Albert clears his throat. ‘Is that right?’

‘He says it’s getting bigger by the day, wrapping its roots round my nerves, living off my blood, stealing my oxygen.’

Albert leans back, closes his eyes. ‘So how long will it take the doctor to get rid of this thing?’

‘I told you, it’s an angel, not a doctor. I’ve had it with doctors.’

‘Okay, okay. Tree angel.’ Maybe Jim’s got it right; an angel’s what they need.

‘He goes inside my head. I can feel him in there, ripping the tendrils away, slicing them to pieces, freeing up my nerves. It’s a bloody awful fight like you’ve never seen. Well, maybe you have, Dad. In the war.’
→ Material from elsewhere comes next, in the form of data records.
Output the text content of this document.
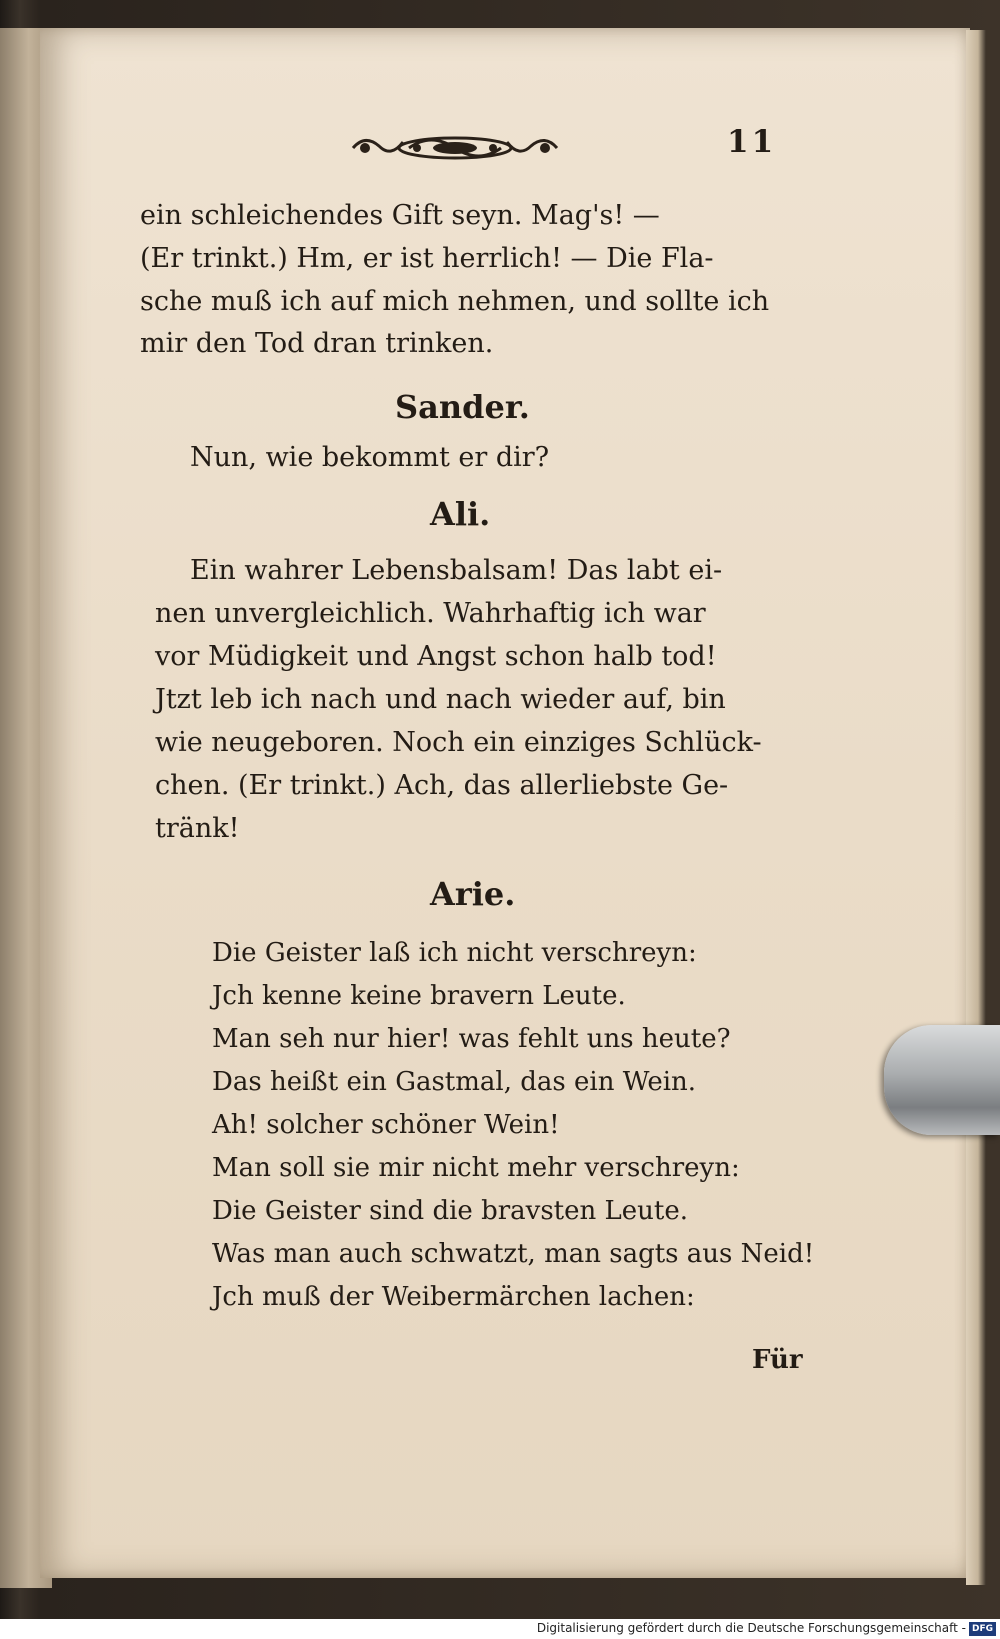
11
ein schleichendes Gift seyn. Mag's! —
(Er trinkt.) Hm, er ist herrlich! — Die Fla-
sche muß ich auf mich nehmen, und sollte ich
mir den Tod dran trinken.
Sander.
Nun, wie bekommt er dir?
Ali.
Ein wahrer Lebensbalsam! Das labt ei-
nen unvergleichlich. Wahrhaftig ich war
vor Müdigkeit und Angst schon halb tod!
Jtzt leb ich nach und nach wieder auf, bin
wie neugeboren. Noch ein einziges Schlück-
chen. (Er trinkt.) Ach, das allerliebste Ge-
tränk!
Arie.
Die Geister laß ich nicht verschreyn:
Jch kenne keine bravern Leute.
Man seh nur hier! was fehlt uns heute?
Das heißt ein Gastmal, das ein Wein.
Ah! solcher schöner Wein!
Man soll sie mir nicht mehr verschreyn:
Die Geister sind die bravsten Leute.
Was man auch schwatzt, man sagts aus Neid!
Jch muß der Weibermärchen lachen:
Für
Digitalisierung gefördert durch die Deutsche Forschungsgemeinschaft - DFG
Albert opens his eyes; Jimmy’s sweating or crying, or both. He pushes up from his chair and dabs his son’s face with his handkerchief; it’s been fifty years or more since he last dabbed this face. ‘It hurts, then?’

‘Bloody oath it hurts,’ Jim whispers.

A mottled fish washed up on the sand, Jim stares up at the ceiling. Albert surveys the shape under the sheet, trying to bring back Jim’s old legs, his flat stomach, his muscly arms. Jim’s vision is patchy but he seems to have a newfound fervour, though you wouldn’t know how, looking at his bloated body. Steroids and who knows what else. He pats his son’s hand. Both are silent, just the blip blip of Jim’s monitor.

Finally, Albert says, ‘Rennie’ll be in later tonight. None of that tree talk.’

‘Nah, she’ll be alright. She’s Buddhist.’

Jim’s wife grew up in Thailand. Albert knows about the trees in the tropics, their strapping trunks, their tangled manes. What’s the connection? Albert’s not sure. He gets to his feet. ‘Guess I’ll be off. The bus won’t wait, you know.’

‘Right. Thanks for coming.’

Albert places the chair neatly beside the bed. He tilts his hat ready for the heat, then pulls the sheet up around his son’s neck. ‘Get some sleep now.’

‘Dad. Were you scared up there?’

When Rita died, Albert thought she took these questions with her. Now here’s Jim. Thankfully Jim can’t turn his head enough to see his eyes.

Albert opens his hands, spreads his fingers, waits. Give it oxygen and it will eat you alive. He covers Jim’s hand with his own.

‘I’m so scared, Dad.’ There’s pressure in Jim’s fingers.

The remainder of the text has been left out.